While businesses with fewer than 25 full-time employees and average annual wages of less than $50,000 are currently eligible for temporary tax credits, next year the amount will increase to a maximum 50 percent of the employer’s contribution to premiums for insurance purchased through the Small Business Health Options Program (SHOP) . If they choose not to offer health insurance, they will face no penalty and their employees with incomes less than 400 percent of the poverty line will be eligible for tax subsidies to purchase insurance through State exchanges. If an employee’s income falls under 138 percent of the poverty line, they may be able to obtain coverage through Medicaid.

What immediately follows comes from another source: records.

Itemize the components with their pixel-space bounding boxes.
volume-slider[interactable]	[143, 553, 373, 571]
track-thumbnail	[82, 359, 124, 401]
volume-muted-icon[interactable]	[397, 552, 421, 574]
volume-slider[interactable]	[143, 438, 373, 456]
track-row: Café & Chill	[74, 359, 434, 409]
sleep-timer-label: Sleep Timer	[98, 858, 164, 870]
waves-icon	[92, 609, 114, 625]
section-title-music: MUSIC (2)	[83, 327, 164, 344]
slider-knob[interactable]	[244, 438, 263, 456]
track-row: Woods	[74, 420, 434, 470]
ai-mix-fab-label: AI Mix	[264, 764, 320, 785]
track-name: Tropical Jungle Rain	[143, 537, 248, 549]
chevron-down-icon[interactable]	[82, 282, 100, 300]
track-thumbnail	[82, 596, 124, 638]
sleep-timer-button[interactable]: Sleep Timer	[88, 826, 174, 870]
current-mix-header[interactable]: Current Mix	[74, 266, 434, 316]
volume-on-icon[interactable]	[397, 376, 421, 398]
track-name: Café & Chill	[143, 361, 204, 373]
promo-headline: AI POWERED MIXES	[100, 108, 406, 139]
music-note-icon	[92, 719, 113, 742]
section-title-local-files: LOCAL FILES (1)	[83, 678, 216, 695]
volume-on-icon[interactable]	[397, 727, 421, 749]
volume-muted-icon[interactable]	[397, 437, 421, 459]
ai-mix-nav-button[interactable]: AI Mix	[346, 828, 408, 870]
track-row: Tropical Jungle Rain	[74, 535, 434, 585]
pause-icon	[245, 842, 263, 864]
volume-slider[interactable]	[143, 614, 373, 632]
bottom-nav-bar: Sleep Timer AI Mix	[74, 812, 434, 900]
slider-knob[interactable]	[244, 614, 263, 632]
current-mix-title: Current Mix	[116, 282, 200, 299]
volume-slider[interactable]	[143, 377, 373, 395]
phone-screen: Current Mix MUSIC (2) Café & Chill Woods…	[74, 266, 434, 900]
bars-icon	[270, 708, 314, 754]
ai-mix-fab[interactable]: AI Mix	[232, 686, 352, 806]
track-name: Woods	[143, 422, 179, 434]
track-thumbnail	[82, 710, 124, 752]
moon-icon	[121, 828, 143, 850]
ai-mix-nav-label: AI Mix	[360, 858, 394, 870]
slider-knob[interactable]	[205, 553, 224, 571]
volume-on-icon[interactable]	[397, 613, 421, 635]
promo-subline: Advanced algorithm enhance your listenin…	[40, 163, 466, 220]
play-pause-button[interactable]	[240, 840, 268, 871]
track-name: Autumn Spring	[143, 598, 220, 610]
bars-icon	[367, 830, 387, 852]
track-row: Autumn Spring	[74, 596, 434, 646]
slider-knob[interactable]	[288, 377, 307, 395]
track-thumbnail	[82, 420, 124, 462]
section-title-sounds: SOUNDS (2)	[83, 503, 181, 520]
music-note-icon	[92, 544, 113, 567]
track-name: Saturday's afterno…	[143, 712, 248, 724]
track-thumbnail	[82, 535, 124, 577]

Taken alone, healthcare reform would probably not provide enough of a catalyst to change small business. Combined with the recent developments of crowdfunding , the explosion of web-based freelancing opportunities, and massive new opportunities to enter global markets via the internet, the world is unlikely to remain the same.
Look at the opportunity to start a company from an individual’s point of view. Imagine you have 10 years of experience working for a machine shop that creates replacement parts for classic cars. Let’s say the business employs 100 full-time employees including production, management, and sales. Given the opportunity cost of refitting equipment to produce many different parts, there would be areas of the market not pursued by the company. Enter an individual with a 3D printer. Working out of their garage, an experienced machinist with a facility for 3D drafting would now be able to set out on their own. They could survey potential clients using an online survey tool like Qualtrics , create marketing material by contracting with freelancers through Odesk , and create prototypes using a shared 3D printer at one of the many maker communities across the country.
Meanwhile, businesses with over 50 employees will be struggling to pay for unsubsidized health insurance coverage for employees who lack the motivation or skills to head out on their own. Being less nimble than their new competitors, they will have to increase wages to keep the most talented individuals from jumping ship and joining their former colleagues who have set up their own shop down the street.
On a macro level, these changes point to a dynamic world of ever increasing specialization where products move from idea to creation in ever shorter time frames. Eventually, work will become project based as individuals become more and more specialized. In many fields, specialization has already become endemic with companies like Boeing contracting with 379 companies to produce the 787 Dreamliner . While these complex new arrangement are sure to create some fragility in supply chains, the overall result should be rapid technological advances with effective cost controls as companies and individuals compete for contracts.
Whether these changes bode well for you as an individual depends on where you fit into the present system. If you are a small to midsized employer in a legacy business, your days are numbered. Your only hope is repealing healthcare reform. If you are a very large business, you will probably benefit in the change if you can tap into new innovations. You may also have a tremendous role to play in the integration of innovation. For individuals and micro-employers, the PPACA may provide you with an opportunity to strike out on your own while hedging some of the risks inherent in starting a business.
As for the economy as a whole, fasten your seat belts, this could get bumpy.